Please let me first identify myself as a member of the Metanx brand team.
Neurpath B is not an equivalent to Metanx.
One of the primary ingredients in Metanx is Metafolin (as L-methylfolate calcium), the pure stable crystalline form of folate preferred by the body http://www.metafolin.com/.
Neurpath B features Xolafin, which is supplied from China. This manufacturer is not cGMP (current Good Manufacturing Practices) certified by Chinese or U.S. governments.
Independent laboratory testing demonstrates that Xolafin, when incorporated into the same formula as Metanx is unstable, and falls out of specification in the first month.
To learn more please visit the following link and view the correspondence sent to wholesalers and retail pharmacies: http://www.metanx.com/
We understand the value and quality of pharmaceuticals is critical to you and we wanted to provide you with this information.

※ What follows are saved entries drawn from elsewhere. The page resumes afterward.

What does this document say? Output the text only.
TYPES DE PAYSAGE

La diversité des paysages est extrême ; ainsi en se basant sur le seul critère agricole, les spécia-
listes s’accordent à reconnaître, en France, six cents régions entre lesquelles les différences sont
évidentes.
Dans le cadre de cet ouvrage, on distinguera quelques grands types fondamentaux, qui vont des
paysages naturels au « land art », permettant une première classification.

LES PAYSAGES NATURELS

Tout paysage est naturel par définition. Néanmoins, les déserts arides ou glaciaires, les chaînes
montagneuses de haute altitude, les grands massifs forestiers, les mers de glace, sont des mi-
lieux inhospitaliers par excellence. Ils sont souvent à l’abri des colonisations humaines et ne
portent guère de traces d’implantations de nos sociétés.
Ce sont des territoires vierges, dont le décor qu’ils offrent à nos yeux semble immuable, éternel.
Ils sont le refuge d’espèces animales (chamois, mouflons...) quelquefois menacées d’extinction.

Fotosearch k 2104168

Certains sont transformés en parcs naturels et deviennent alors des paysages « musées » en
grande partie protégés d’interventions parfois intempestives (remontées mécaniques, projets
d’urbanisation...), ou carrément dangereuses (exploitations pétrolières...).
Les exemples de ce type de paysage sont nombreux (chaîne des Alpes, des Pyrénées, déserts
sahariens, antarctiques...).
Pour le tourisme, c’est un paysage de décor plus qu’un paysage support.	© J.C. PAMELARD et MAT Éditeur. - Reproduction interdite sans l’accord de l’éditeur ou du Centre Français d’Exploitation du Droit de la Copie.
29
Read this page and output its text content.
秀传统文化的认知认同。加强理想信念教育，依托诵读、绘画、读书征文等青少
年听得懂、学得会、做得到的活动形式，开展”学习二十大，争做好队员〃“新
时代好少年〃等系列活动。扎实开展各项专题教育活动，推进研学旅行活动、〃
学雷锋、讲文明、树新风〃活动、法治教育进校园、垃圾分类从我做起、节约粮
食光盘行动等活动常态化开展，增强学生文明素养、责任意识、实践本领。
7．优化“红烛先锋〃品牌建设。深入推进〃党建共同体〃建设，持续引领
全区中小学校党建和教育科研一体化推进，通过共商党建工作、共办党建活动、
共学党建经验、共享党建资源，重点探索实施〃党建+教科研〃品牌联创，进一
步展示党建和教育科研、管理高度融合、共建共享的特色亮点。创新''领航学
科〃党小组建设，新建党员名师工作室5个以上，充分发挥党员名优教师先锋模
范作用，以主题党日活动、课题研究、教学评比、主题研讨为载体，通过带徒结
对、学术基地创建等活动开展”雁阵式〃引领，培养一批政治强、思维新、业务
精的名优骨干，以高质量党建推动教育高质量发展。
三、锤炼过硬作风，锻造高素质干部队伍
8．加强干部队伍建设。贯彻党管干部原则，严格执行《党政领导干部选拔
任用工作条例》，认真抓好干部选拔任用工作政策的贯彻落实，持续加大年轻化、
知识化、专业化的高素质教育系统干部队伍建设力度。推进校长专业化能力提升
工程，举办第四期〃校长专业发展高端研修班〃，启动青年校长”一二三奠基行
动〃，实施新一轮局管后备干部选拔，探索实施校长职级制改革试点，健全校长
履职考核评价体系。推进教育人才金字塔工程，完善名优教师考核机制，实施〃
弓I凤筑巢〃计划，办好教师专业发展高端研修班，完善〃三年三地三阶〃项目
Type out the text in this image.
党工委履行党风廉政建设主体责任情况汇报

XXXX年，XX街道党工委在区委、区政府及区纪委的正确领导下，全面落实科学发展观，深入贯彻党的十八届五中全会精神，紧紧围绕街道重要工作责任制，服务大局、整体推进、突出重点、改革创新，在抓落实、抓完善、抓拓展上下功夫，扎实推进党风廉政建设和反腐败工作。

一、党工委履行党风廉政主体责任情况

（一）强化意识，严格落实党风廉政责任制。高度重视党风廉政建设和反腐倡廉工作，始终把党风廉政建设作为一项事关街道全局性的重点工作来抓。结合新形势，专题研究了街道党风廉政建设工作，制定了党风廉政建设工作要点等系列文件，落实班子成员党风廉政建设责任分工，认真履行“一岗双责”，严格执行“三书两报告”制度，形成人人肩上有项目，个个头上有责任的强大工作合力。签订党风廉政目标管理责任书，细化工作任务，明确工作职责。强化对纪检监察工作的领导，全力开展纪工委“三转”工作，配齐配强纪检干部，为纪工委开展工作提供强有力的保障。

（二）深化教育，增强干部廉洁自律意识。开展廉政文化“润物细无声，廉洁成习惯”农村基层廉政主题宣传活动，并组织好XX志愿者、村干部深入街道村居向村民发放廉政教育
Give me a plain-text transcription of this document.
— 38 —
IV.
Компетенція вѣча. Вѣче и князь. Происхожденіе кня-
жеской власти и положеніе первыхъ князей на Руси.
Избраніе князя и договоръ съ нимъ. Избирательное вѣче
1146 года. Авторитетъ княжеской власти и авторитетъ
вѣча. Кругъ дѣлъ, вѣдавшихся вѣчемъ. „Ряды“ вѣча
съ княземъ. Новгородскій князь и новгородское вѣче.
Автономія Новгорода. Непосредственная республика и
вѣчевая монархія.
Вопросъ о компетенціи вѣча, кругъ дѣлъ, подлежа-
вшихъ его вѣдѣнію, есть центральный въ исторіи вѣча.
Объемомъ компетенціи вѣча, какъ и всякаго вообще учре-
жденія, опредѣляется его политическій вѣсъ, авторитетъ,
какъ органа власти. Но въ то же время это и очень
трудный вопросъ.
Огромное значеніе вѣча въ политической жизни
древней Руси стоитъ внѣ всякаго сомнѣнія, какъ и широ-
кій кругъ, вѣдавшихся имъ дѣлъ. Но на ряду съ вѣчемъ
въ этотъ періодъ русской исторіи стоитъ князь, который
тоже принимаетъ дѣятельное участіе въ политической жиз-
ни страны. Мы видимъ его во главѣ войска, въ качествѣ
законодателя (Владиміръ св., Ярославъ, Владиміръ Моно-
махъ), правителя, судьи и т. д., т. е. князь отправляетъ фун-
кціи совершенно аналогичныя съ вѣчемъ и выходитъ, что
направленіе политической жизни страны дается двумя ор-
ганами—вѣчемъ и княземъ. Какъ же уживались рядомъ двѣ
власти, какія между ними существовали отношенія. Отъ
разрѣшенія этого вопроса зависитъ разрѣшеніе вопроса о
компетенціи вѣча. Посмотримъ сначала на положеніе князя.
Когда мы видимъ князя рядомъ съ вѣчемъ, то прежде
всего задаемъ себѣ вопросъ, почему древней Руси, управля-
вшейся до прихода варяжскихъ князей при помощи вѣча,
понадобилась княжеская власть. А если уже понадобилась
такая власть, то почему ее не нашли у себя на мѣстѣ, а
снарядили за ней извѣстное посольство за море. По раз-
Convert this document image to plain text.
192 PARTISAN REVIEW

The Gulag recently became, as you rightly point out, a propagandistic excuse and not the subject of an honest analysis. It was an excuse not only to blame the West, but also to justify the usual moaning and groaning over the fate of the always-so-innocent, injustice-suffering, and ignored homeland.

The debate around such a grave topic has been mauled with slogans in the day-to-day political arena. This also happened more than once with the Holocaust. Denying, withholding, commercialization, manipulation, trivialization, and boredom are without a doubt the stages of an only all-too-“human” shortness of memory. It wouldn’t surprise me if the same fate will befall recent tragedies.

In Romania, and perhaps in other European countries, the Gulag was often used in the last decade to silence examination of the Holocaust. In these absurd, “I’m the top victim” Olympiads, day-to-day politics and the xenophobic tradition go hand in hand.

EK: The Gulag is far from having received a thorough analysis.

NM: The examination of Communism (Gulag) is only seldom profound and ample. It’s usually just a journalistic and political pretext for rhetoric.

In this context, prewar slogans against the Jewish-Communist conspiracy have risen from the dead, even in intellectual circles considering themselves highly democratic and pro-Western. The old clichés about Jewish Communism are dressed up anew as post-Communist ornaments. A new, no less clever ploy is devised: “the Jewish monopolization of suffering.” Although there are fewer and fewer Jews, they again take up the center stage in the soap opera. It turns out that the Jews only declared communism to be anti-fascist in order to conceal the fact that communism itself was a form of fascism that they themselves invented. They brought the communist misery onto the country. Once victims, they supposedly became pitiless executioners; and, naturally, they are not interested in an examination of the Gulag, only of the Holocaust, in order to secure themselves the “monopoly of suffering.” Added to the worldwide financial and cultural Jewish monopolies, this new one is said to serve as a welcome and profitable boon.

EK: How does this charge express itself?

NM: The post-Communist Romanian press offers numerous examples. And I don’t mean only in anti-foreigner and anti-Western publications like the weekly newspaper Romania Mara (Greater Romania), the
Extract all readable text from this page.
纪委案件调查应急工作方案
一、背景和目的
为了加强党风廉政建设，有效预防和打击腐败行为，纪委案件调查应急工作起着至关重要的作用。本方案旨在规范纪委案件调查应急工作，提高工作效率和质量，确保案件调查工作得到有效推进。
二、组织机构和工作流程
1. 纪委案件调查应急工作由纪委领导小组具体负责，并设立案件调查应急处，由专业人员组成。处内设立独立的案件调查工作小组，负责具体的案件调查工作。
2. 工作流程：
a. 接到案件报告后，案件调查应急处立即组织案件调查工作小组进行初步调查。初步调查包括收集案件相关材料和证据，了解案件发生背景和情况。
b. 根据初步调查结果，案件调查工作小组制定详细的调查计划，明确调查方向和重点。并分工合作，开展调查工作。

"Neurpath-B" is currently purported to be the generic equivalent now commonly substituted for "Metanx." Prior to the marketing of Neurpath-B, the generic equivalent substituted for Metanx was known as "Folast." BOTH of these purported substitutes are/were manufactured by Brookstone Pharmaceuticals, now under ownership of Acella Pharmaceuticals.
Refer to http://www.metanx.com - and click on "Attention Metanx Patients: Important information about your Metanx prescription" located at the top of the page. There you will find letters from the CEO of Pamlab (who manufactures Metanx) regarding serious concerns with the integrity, stability, and safety of the active ingredient XOLAFIN-B (L-methylfolate calcium) found in Acella Pharmaceuticals products (Folast AND Neurpath-B). Pamlab is the competing company in this case (who brought lawsuit against Folast getting it off the market), but the facts and figures do appear to speak clearly to the problem with these purported "generics."
As a Type II diabetic, with neuropathy problems, my husband has been prescribed Metanx for his condition. Starting a couple of years ago, his prescription initiated with Metanx in brand name form because that was the ONLY form available at that time. He experienced improvements during the time he used Metanx and had no problems with the brand name form. Several months ago, when it came time to reorder his prescription, our pharmacy automatically substituted "Folast" which we were certainly willing to try as a cost-cutting measure. However, my husband has NOT found Folast to be as effective for his condition as the Metanx was, and he developed a severe skin rash (allergic reaction) that surfaced concurrently with his last refill of Folast. We cannot know for sure if there was any direct correlation between Folast and the allergic reaction, but there have been enough valid questions raised about the integrity of BOTH Folast and Neurpath-B, that my husband and his doctor have concluded it is NOT in his best interest to take either of those products as substitutes for Metanx. The doctor is now noting my husband's Metanx prescriptions as "Name Brand ONLY; dispense AS WRITTEN."